Our experiments have several limitations. Our models only investigated clearance from the carina to the atmosphere. They were not intended to accurately measure clearance from the lung periphery. However, there is already good evidence that mixing occurs between the alveoli and the bronchi or lower trachea through cardiogenic oscillations 15, 16. Although there is likely to be a carbon dioxide gradient between the lung periphery and the carina, our experiments indicate that the combined influence of cardiogenic oscillations and THRIVE is able to transport carbon dioxide from carina to mouth.

A further limitation is that our models were not compliant but printed from hard plastic.
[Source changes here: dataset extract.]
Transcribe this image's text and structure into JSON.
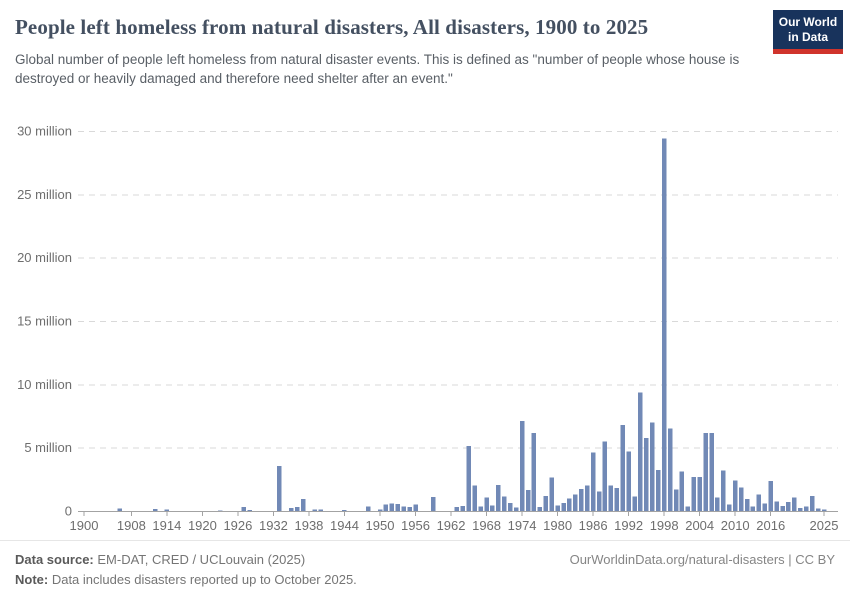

The gross pressure variations caused by turbulence in the pharynx are therefore likely to cause less random bulk inflow and outflow into the glottis and trachea, and this may also give rise to less clearance than may be clinically observed. Our models were also not able to model cardiogenic pulsations of the trachealis muscle that are commonly seen during endoscopy 45. This will cause additional mixing within the trachea, further enhancing clearance rate.

The carbon dioxide clearance rates that we measured were substantially less than the rate of production for a resting adult of approximately 200 ml.min−1. Even though the clearance rate will increase with increasing carbon dioxide concentration in the lungs, this will still be lower than the rate of production, and consequently arterial carbon dioxide will accumulate during high‐flow nasal oxygenation. Workers such as Fraioli et al. 46 and Stock et al. 47 have demonstrated buffering of carbon dioxide in the blood in apnoea, and Gustafsson et al. 12 have shown this also occurs in THRIVE. Clinical evidence indicates that even the small additional clearance of carbon dioxide in THRIVE reduces the buffering load, increasing the time until carbon dioxide retention becomes problematic.

Our work shows that high‐flow nasal oxygenation, operating in conjunction with cardiogenic oscillations, enhances the clearance of carbon dioxide in apnoea, thus explaining apnoeic gas exchange. We have shown by flow visualisation, measurement of flow turbulence and carbon dioxide elimination in two‐dimensional liquid and three‐dimensional gas models, the influence of high‐flow nasal oxygenation and cardiogenic oscillations on flow vortices, tracheal extension, flow turbulence and carbon dioxide clearance. Carbon dioxide clearance during THRIVE is mediated by the interaction between supraglottic flow vortices and flow oscillations caused by cardiogenic oscillations.